The United States Department of Health and Human Services (“HHS”) recently posted on its website a formal announcement about a new audit program under the Health Insurance Portability and Accountability Act (“HIPAA”) that it was launching. The audits will be run under the Office for Civil Rights (“OCR”), which is the division within HHS that is responsible for enforcing HIPAA’s Privacy and Security Rules. According to the announcement on the HHS website, OCR will use the audit program to assess HIPAA compliance efforts by a range of covered entities, identify best practices and discover previously unknown risks and vulnerabilities. OCR is expected to share publicly best practices developed through the audit process.
HHS has entered into a contract with KPMG LLP, under which KPMG will be working with the HHS to conduct the audits. Under the program, the OCR expects to conduct up to 150 audits. The audits are commencing in November, 2011 and are expected to run through December, 2012. This initial group of audits is being referred to as the pilot phase.

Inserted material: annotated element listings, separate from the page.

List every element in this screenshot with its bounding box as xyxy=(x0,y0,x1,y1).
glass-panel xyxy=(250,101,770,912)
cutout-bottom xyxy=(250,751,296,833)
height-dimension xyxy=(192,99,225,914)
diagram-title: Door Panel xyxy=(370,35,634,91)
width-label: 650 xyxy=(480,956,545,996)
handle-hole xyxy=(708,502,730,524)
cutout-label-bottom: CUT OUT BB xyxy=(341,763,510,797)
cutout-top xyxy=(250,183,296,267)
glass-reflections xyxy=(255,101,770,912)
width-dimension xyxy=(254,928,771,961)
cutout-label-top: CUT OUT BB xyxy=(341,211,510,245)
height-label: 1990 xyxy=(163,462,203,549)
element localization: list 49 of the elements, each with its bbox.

The audits reflect a beefing up of the HHS oversight role under HIPAA. To date, HHS has limited itself to dealing with complaints it has received. In addition, the agency has sponsored various educational program for affected parties. Proving there still are some among us who favor a more activist federal government (and thus are not likely big fans of either Rick Perry or Ron Paul), some have criticized the HHS for doing too little to enforce the protections under HIPAA. This audit program seems to have been designed to respond to this concern.

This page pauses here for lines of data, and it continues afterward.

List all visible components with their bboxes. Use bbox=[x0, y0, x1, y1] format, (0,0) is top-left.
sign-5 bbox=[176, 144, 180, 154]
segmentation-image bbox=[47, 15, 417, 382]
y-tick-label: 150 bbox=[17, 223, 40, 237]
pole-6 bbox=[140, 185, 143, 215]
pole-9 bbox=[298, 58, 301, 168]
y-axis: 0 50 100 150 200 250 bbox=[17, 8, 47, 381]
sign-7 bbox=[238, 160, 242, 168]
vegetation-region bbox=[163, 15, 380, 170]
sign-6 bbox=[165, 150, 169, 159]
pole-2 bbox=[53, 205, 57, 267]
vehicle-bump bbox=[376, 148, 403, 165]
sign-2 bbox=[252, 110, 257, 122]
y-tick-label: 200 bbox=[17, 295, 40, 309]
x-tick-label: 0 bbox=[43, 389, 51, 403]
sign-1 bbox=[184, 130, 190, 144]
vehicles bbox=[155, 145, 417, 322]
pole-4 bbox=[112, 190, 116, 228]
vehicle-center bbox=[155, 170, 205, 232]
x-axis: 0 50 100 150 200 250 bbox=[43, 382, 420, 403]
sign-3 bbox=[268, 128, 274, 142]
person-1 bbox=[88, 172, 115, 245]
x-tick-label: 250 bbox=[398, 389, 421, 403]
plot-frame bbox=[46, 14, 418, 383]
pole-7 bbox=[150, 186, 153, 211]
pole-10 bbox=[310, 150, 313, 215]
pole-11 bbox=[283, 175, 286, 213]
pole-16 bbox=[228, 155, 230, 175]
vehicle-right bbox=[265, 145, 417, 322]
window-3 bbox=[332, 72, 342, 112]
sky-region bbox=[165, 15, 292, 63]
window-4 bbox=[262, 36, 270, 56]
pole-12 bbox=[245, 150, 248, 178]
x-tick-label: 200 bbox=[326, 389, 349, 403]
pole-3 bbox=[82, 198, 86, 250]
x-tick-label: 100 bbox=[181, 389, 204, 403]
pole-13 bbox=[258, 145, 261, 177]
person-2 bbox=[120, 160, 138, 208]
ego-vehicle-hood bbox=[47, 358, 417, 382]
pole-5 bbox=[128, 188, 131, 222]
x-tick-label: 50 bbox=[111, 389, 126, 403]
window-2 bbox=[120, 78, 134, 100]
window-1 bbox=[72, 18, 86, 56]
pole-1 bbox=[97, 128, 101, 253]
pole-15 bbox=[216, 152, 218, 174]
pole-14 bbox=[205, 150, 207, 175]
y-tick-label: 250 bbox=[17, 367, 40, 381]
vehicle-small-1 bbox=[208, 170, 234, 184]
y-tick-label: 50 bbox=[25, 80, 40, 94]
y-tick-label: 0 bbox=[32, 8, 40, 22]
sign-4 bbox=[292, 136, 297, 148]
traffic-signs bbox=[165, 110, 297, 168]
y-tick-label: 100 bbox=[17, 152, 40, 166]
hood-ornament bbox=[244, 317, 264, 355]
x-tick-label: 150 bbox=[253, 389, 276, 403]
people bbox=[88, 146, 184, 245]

HHS will audit only covered entities during the pilot phase. HHS indicates that it intends to audit a wide a range of covered entities, including covered individual and organizational providers of health services, health plans of all sizes and health care clearinghouses. Business associates will be included in later audit programs.
Entities selected for an audit will be notified by OCR. These entities will be asked to provide documentation concerning their privacy and security compliance efforts. Every audit during the pilot phase will include a site visit (including interviews with key personnel and a review of processes to measure compliance) and will conclude with the preparation of an audit report. The auditors are expected to allow the audited entities an opportunity to review a draft audit report before completion. The final report submitted to OCR will review the steps the audited entity has taken to resolve any compliance issues identified by the audit, and also will describe any best practices the entity has developed.
In turn, representatives of the HHS will review the completed audit reports and will use the findings in those reports for developing future guidance and corrective programs. The HHS has reserved the right to initiate a compliance review against any audited entity in the event that an audit report indicates a serious compliance issue.
As noted, HHS plans to perform only a very limited number of audits in the pilot phase. Thus, only a small number of covered entities actually will face an audit at this time. However, more audits and other corrective procedures are coming. Accordingly, all covered entities and business associates (who later will be the targets of similar audits) are advised to take this opportunity to review and upgrade where necessary their compliance programs under HIPAA and to monitor closely communications from the HHS related to the audits conducted in this pilot phase. At risk is the imposition of civil penalties (generally, a fine from $100 to $50,000 or more per violation with a $1.5 million maximum) and even criminal sanctions (generally a sentence of one year in prison and up to a $50,000 fine, and these sanctions can increase with a finding of fraud or intentional harm).